When television, magazines, newspapers, books or movies misrepresent paleontology (or science in general), we should respond with the facts and proper interpretations. We need to contact the media source (networks, stations, producers, editors, executives, newspeople) and the sponsors. One easy way to do this is by searching the Web for organization/company e-mail and postal addresses. This only takes a couple of minutes, but it can yield everything you need to send the organization and/or sponsor a reasoned, articulate statement about their presentation. Diatribes and insults do not help for the media receive those every day. While most TV producers, newspaper and magazine writers, editors, etc., are as scientifically illiterate as the general population, they still do not like to be wrong; especially if their viewers and/or readers are told about it. Write simple e-mails or letters that clearly state the basis of your objection, what might be done by them to improve not only the specific case you have identified but the general class of presentations, who among their audience cares about it and why, what you intend to do about it, and why the misrepresentation hurts their image and income. Be sure to copy the e-mail to the programs sponsors or advertisers. Remind them that no one wants to be associated with a loser. Make it short--one sentence for each of the above or less. Then copy it to PaleoNet so others can add their cry. If others follow, change a few words or sentences to personalize the message, then send it again.
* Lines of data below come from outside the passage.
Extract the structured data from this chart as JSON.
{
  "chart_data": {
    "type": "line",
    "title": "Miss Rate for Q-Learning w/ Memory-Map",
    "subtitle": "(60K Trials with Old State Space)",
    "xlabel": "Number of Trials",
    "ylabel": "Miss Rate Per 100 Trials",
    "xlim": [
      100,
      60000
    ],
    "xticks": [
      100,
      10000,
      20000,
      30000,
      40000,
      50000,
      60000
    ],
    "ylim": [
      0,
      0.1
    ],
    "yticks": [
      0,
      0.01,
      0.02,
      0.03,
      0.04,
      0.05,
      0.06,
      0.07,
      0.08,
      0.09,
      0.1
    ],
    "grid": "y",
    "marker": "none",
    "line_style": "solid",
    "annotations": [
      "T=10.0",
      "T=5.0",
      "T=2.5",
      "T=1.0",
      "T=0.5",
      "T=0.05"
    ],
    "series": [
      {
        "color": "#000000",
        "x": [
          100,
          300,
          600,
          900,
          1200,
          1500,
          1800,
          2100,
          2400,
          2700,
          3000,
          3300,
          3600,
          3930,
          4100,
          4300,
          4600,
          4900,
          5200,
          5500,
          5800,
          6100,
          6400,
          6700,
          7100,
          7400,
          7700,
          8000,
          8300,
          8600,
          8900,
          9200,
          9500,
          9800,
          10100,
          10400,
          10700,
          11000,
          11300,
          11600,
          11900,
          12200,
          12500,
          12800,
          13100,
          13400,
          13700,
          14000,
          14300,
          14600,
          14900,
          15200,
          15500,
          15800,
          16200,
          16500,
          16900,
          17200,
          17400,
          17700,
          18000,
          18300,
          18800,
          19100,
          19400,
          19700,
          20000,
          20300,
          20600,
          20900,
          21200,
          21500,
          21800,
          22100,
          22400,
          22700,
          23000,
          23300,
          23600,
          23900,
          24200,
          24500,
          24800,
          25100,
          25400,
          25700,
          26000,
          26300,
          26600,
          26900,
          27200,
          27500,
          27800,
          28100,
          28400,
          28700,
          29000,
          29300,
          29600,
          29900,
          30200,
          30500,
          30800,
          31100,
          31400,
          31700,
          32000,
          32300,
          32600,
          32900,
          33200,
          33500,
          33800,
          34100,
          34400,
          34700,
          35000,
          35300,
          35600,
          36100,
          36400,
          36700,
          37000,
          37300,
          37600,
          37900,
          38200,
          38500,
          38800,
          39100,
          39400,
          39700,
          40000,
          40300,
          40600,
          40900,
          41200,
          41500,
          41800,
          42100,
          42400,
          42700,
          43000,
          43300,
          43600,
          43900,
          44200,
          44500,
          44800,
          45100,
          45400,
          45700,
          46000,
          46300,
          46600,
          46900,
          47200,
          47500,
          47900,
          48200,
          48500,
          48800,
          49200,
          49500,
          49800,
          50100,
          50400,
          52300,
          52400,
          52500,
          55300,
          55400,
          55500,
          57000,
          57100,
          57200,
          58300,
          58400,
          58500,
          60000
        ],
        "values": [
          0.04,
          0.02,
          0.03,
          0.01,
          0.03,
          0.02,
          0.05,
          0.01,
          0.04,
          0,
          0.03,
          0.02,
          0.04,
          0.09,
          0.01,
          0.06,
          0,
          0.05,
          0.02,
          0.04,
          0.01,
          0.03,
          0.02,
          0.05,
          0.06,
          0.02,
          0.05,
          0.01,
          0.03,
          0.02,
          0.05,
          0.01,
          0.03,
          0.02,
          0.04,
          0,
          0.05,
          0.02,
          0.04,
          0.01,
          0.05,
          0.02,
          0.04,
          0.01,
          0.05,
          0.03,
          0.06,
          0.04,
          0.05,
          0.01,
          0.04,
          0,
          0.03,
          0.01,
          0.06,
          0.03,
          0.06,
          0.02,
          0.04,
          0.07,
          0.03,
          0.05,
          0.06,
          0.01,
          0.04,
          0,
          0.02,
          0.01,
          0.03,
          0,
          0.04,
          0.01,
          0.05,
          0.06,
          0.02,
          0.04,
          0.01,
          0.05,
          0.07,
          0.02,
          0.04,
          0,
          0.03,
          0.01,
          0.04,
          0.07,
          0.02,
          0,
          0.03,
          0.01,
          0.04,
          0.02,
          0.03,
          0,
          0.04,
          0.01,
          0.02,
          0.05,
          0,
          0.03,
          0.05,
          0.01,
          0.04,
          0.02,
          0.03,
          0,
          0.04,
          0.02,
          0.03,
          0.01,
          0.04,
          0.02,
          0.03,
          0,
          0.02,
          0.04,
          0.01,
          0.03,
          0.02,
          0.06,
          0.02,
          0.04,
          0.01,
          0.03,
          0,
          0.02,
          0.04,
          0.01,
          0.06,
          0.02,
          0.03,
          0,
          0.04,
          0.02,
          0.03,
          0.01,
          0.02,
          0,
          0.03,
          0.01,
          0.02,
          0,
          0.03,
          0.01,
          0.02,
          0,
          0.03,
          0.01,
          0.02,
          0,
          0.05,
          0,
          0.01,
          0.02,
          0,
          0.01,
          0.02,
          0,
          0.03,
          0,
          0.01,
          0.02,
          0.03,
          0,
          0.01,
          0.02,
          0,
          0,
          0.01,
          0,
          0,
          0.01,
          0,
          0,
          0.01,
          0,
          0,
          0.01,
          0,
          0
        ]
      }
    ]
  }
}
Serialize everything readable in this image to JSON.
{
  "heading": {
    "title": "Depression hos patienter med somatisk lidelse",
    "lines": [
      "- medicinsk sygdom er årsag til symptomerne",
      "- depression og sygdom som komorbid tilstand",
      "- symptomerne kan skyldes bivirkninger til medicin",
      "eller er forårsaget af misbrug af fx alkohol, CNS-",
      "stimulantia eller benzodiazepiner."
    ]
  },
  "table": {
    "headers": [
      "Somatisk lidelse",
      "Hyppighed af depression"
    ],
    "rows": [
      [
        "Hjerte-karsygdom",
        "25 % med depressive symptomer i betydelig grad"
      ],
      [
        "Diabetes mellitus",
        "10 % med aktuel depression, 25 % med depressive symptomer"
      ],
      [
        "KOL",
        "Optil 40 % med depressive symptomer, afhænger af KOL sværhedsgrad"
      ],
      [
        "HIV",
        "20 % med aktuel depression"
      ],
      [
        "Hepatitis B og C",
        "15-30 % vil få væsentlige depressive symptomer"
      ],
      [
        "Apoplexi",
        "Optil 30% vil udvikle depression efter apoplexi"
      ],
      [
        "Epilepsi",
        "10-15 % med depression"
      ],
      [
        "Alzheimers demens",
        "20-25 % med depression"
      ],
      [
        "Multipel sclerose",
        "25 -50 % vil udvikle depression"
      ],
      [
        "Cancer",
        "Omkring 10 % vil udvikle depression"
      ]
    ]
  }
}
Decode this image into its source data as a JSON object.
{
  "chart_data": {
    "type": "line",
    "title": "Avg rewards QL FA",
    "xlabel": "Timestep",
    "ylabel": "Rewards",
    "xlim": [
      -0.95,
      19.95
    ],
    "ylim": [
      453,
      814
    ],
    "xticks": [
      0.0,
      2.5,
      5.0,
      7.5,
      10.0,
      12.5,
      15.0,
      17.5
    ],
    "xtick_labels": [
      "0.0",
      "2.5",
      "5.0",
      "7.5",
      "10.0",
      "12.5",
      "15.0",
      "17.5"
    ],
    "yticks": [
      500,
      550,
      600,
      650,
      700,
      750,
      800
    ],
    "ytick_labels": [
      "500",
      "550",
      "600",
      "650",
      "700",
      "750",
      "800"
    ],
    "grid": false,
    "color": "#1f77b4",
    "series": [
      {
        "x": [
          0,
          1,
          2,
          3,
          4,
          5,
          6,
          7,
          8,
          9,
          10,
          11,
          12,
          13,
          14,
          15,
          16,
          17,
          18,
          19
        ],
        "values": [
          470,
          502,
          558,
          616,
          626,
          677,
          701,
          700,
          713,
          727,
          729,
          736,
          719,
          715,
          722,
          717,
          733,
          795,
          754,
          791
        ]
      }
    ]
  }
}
When the media does a scientific story well, let them know about that too. Encouragement helps enormously because it shows the executives, producers, and editors that good programming is in their best interest. Remember that each media outlet equates a certain number of messages with a much larger percentage of their audience. We can have impact.
Palaeontologica Electronica can help too. Why not a column with reviews, written by whoever sees problems or excellence in the media, that sets the record straight, that calls a spade a spade, and minces no words? Have this as a separately indexed page, so that all the Web search engines pick it up. Have titles on each page with the name of the organization and the reviewed item--like "NBCs Mysterious Origins of Man." In this way, media organizations and sponsors will become aware that we are watching, that we care, and that we will make our views known widely. All major commercial organizations now track references to them on the Internet, because they know it can hurt or help them. Lets take advantage of it! Lets use our new resource to improve our own image.
Paleontology is worth it and we can help scientific literacy at the same time!